墨君傲如今生死未卜啊!
新都城。
墨君傲从客栈出来,心中十分不甘。
梁雨萱是他的妻子,是他孩子的母亲,怎么能让她独自一人面对那样的危险呢?
就算是死,他也想和她死在一处。
他使用轻功翻上了客栈屋顶,准备診其不备,从上面进攻。
关心则乱,他完全没注意到,即便是客栈的屋顶依然是天罗地网的排布。
结果他一上去就出发了梁错一早布置在上方的密网,就那样被梁错的人抓捕了。
他们将他带到城外的一处密林深处。
那里有他们的秘密基地,是挖在山里地底下的洞,修的像坟墓一样。
但是墓门能够打开,他们就那么把他帯拉进去。
漆黑的地下墙面上每隔一仗安着一盏盏深海人鱼油做的长明灯,略微让人能够看清眼前的路。
地底深处是暗牢,用铁锻造的栅栏有手臂那么粗。
显然,即便是功夫天下第一的人来了,也没可能徒手劈断这么结实的牢笼。
“进去!”
蜀兵将他推操进去。
之前墨君傲刚刚穿回来时,被墨玉衡囚禁在大胜地牢足足两年之久。
那时候的他,一心想着怎么样让自己变得强壮起来,争取早点出去。
但这一次,他感到很绝望。
然而,这些人把他送进去之后,并没有马上离开,而是将他径直吊了起来。
片刻过后,地牢里走进来一个人。
透过微弱的长明灯,
他大约看清了那人的装扮和长相。
“你们干什么?”
墨君傲曾经驰骋疆场多年也从未惧怕过,但此刻他心里空落落的。
其中一位士兵缓缓开口,“我们也是按皇上的吩咐行事。”
“他要做什么?”
“你等会就知道了。”
这一等就是一天一夜。
被吊在梁上的他手臂好像都不是自己了似的,整个身体也困乏到了极致。他逐渐陷入昏迷。
“啪……”
让他再次醒来的是一盆冰凉刺骨的水。
他缓缓睁开眼。
梁错正咧着嘴唇,若有似无地笑望着他。他的眼神阴彘无比,带着揣摩不透的深邃,不由得让人身心一寒。

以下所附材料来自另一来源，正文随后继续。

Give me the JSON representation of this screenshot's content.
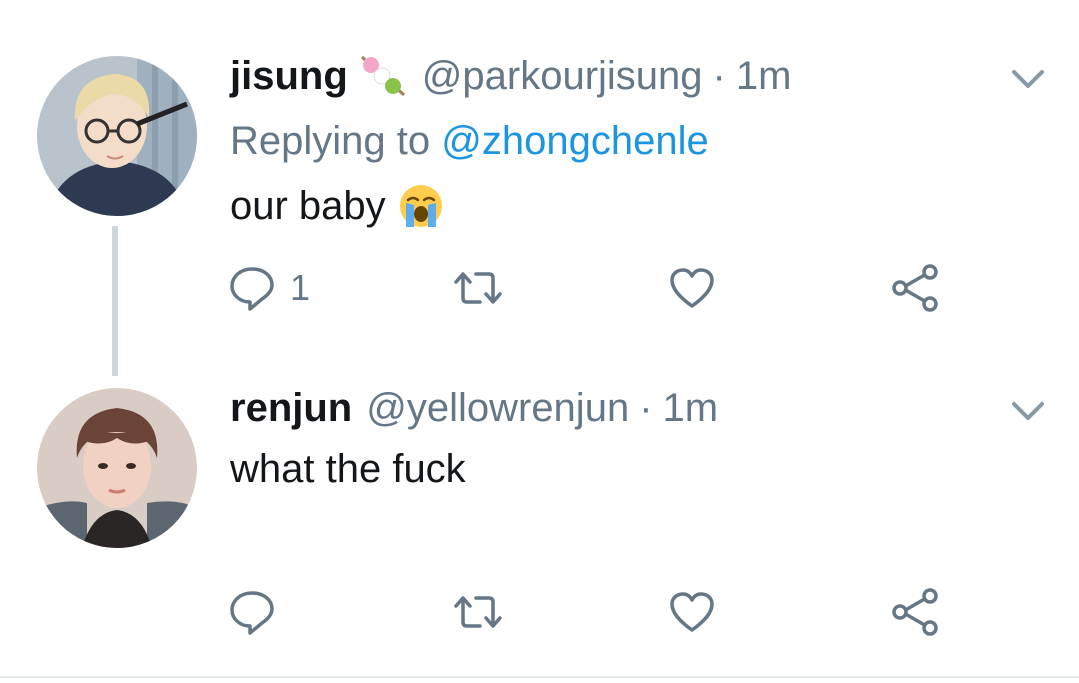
{
  "colors": {
    "text": "#14171a",
    "secondary": "#657786",
    "mention": "#1b95e0",
    "thread_line": "#ccd6dd"
  },
  "tweets": [
    {
      "display_name": "jisung",
      "name_emoji": "dango-emoji",
      "handle": "@parkourjisung",
      "separator": "·",
      "time": "1m",
      "replying_label": "Replying to",
      "replying_to": "@zhongchenle",
      "text": "our baby",
      "text_emoji": "loudly-crying-face-emoji",
      "actions": {
        "reply_count": "1",
        "retweet_count": "",
        "like_count": ""
      }
    },
    {
      "display_name": "renjun",
      "handle": "@yellowrenjun",
      "separator": "·",
      "time": "1m",
      "text": "what the fuck",
      "actions": {
        "reply_count": "",
        "retweet_count": "",
        "like_count": ""
      }
    }
  ]
}
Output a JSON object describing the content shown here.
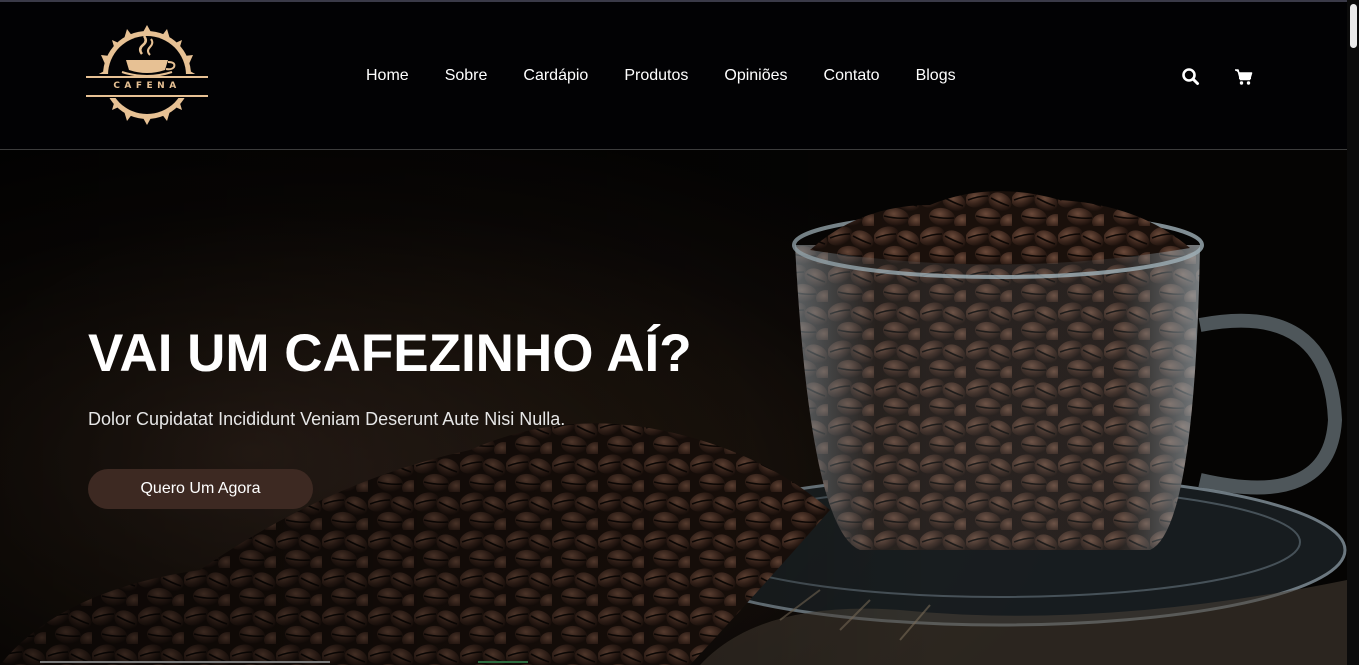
{
  "brand": {
    "name": "CAFENA",
    "logo_icon": "coffee-cup-icon",
    "colors": {
      "logo": "#e7c194",
      "accent": "#3d2922"
    }
  },
  "nav": {
    "items": [
      {
        "label": "Home"
      },
      {
        "label": "Sobre"
      },
      {
        "label": "Cardápio"
      },
      {
        "label": "Produtos"
      },
      {
        "label": "Opiniões"
      },
      {
        "label": "Contato"
      },
      {
        "label": "Blogs"
      }
    ],
    "actions": [
      {
        "icon": "search-icon"
      },
      {
        "icon": "shopping-cart-icon"
      }
    ]
  },
  "hero": {
    "title": "VAI UM CAFEZINHO AÍ?",
    "subtitle": "Dolor Cupidatat Incididunt Veniam Deserunt Aute Nisi Nulla.",
    "cta_label": "Quero Um Agora",
    "image": "coffee-beans-glass-cup"
  }
}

“我给过你们夫妻机会,可是你们又一次背叛了我。”他阴冷开口,“那么现在就由不得我做什么了。”
墨君傲:“我们怎么背叛你了?”
“呵呵!”梁错冷笑,“你若是安然地离开新都,而不是想着去屋顶暗杀我,你也不至于再一次被捕。”
“梁雨萱若是乖乖听话,接下来我也不至于要以那样的方式对你方能泄恨。”他顿了顿继续。
“一切都是你们自找的。”
又困又饿的墨君傲哪里听得懂他说什么,但看着他身上满身的血,他心里有了些揣测。
雨萱干的?
难道……
“你把雨萱怎么了?”墨君傲无法控制住自己崩溃的情绪,脸上的青筋爆了起来。
“你有什么冲着我来,对付一个女子算什么本事?”
“呵呵呵!”
梁错越发笑开
:“女子!”
“我对付一个女子不算什么本事,那你利用女子脱身又算个什么东西?”
“你到底把她怎么了?”墨君傲用尽全身力气,意图挣脱绑缚在他身体上的枷锁,然而除了身子剧烈晃动一二,根本起不到任何作用。这时,梁错招了招手。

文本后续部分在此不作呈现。